5. Buffer Context (Ownership)
#define SAMPLE_BUFFER_SIZE 32
struct sample_buffer {
struct sample_record buf[SAMPLE_BUFFER_SIZE];
uint8_t head;
uint8_t tail;
uint8_t count;
};
Ownership rules:
- Buffer is owned by the application
- Only app_run() mutates it
- No concurrent access
6. Application Context Update
struct app_ctx {
enum app_state state;
enum app_state recovery_state;
uint32_t retry_count;
k_timeout_t retry_delay;
int last_error;
struct sample_buffer samples;
struct mcp9808_ctx sensor;
struct net_ctx net;
struct http_ctx http;
};
Temperature is no longer sent immediately.
7. SAMPLE State Update (Producer)
case APP_STATE_SAMPLE:
ret = mcp9808_sample(&ctx->sensor, &temp);
if (ret < 0) {
ctx->last_error = ret;
ctx->recovery_state = APP_STATE_SENSOR_INIT;
ctx->state = APP_STATE_ERROR;
break;
}
buffer_push(&ctx->samples, temp, now_ms());
ctx->state = APP_STATE_SEND;
break;
Sampling:
- always happens
- never waits for network
8. SEND State Update (Consumer)
case APP_STATE_SEND:
if (buffer_empty(&ctx->samples)) {
ctx->state = APP_STATE_WAIT;
break;
}
rec = buffer_peek(&ctx->samples);
ret = http_send_record(&ctx->http, rec);
if (ret < 0) {
ctx->last_error = ret;
ctx->recovery_state = APP_STATE_NET_INIT;
ctx->state = APP_STATE_ERROR;
break;
}
buffer_pop(&ctx->samples);
ctx->retry_count = 0;
ctx->state = APP_STATE_SEND; /* try next */
break;
SEND now:
- drains the buffer
- sends multiple records per wake
- stops on failure
9. Batching Policy
Implicit batching occurs because:
- multiple records are sent in one SEND phase
- one connection may deliver many samples
No extra batching logic required.
10. Buffer Overflow Policy (Explicit!)
Choose one:
- Drop oldest (recommended)
- Drop newest
Example:
if (buffer_full()) {
buffer_drop_oldest();
LOG_WRN("Sample buffer full, dropping oldest");
}
Loss is explicit and logged, never silent.
11. Interaction with Power Management
Buffering allows:
- long sleeps during outages
- burst sending when awake
This improves battery life significantly.

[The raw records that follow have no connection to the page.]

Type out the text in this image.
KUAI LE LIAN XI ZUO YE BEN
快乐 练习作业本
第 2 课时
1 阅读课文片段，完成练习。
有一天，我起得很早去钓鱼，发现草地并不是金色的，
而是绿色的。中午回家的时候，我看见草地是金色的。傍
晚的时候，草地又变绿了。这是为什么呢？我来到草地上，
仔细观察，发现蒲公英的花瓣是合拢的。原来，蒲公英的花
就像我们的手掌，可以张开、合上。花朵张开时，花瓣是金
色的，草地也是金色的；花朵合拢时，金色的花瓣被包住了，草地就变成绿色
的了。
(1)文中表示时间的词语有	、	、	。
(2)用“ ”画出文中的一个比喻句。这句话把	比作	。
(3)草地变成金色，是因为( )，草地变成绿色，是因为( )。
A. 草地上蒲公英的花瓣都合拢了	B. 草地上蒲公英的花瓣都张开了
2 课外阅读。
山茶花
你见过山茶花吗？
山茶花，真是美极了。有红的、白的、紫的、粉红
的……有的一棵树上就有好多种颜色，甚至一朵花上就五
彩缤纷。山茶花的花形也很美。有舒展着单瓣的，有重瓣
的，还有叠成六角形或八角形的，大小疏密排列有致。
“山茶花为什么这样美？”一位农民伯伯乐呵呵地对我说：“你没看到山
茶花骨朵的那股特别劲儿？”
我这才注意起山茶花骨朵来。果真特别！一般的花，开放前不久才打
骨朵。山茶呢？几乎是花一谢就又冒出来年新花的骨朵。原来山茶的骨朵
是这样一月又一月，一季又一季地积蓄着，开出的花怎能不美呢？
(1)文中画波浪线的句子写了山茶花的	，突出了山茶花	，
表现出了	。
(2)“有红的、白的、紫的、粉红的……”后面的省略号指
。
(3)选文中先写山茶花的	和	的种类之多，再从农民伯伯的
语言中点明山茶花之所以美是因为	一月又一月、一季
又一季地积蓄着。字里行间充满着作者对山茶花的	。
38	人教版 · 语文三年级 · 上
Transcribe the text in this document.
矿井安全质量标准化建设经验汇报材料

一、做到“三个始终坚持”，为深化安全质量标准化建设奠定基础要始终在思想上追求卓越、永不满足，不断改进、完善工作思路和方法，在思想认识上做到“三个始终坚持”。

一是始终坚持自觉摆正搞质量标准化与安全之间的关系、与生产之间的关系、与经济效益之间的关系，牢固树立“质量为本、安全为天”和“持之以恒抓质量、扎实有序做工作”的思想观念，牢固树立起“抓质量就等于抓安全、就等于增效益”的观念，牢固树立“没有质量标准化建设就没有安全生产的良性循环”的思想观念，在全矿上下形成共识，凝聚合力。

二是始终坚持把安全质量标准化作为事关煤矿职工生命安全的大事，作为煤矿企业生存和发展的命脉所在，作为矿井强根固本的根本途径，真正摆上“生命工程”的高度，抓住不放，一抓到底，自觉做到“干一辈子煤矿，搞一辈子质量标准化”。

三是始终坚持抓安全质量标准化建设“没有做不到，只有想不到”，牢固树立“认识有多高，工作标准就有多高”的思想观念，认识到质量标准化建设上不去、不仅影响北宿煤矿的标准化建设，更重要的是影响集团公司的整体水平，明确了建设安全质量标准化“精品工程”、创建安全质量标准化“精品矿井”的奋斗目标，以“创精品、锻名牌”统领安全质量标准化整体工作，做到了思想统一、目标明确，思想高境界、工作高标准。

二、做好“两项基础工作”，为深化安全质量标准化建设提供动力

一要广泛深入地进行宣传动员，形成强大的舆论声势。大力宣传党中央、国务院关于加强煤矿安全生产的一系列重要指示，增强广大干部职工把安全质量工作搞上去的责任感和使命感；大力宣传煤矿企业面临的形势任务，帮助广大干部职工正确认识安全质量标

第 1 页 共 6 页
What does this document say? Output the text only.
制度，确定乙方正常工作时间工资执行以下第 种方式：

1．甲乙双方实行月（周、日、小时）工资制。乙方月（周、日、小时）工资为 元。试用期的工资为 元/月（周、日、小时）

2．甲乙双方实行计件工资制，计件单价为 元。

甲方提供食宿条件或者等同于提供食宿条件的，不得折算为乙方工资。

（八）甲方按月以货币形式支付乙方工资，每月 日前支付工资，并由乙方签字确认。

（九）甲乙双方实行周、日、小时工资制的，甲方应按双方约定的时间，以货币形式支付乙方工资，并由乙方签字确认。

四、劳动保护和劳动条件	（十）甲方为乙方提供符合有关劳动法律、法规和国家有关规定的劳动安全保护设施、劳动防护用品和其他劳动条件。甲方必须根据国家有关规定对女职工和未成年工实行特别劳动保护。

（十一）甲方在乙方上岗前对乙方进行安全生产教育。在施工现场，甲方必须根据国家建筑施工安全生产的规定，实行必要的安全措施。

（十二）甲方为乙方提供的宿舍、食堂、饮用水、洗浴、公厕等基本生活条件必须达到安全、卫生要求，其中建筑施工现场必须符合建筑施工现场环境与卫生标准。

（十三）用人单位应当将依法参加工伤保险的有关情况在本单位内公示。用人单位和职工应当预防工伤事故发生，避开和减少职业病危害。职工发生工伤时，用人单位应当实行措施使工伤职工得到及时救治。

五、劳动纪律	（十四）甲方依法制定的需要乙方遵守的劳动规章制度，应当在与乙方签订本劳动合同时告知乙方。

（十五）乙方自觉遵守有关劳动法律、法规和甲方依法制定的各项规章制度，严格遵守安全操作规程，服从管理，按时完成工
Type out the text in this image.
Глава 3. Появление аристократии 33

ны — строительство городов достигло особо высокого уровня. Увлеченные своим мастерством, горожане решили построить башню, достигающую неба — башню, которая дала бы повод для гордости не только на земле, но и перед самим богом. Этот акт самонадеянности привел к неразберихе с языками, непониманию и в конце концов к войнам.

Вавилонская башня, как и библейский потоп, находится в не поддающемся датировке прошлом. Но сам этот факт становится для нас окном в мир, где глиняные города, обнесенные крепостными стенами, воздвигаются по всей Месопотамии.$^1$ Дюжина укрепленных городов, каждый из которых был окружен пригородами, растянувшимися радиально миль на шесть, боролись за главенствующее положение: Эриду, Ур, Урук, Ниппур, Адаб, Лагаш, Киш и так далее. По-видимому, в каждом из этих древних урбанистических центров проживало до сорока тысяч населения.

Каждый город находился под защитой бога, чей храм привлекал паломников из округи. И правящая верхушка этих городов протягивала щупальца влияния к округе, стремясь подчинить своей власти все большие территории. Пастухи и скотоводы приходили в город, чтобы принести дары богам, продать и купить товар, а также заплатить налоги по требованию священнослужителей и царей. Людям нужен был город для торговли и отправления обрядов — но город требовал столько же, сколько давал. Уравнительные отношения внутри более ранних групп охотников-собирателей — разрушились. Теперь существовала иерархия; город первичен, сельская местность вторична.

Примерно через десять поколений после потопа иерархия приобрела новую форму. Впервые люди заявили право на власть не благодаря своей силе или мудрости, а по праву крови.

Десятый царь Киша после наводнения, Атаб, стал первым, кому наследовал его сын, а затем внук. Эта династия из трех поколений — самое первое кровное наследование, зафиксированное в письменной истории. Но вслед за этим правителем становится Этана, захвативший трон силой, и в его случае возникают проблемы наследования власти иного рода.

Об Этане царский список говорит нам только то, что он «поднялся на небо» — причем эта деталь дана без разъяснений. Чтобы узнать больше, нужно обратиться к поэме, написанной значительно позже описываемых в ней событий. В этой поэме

12. What Step 8 Deliberately Avoids
- Flash persistence
- Reordering guarantees
- QoS logic
Those are later, product-specific steps.
13. Success Criteria for Step 8
Step 8 is complete when:
- Sampling continues during outages
- Buffered data is sent after recovery
- Buffer behavior is predictable
- Data loss (if any) is explicit
14. Architectural Status After Step 8
After Step 8, the device:
- tolerates long network outages
- uses network efficiently
- separates sensing from delivery
This is common in commercial IoT devices.
15. Next Steps
Optional next steps:
- Step 9: OTA (MCUboot integration)
- Step 10: Watchdog integration
- Step 11: Flash-backed buffering
Core architecture remains unchanged.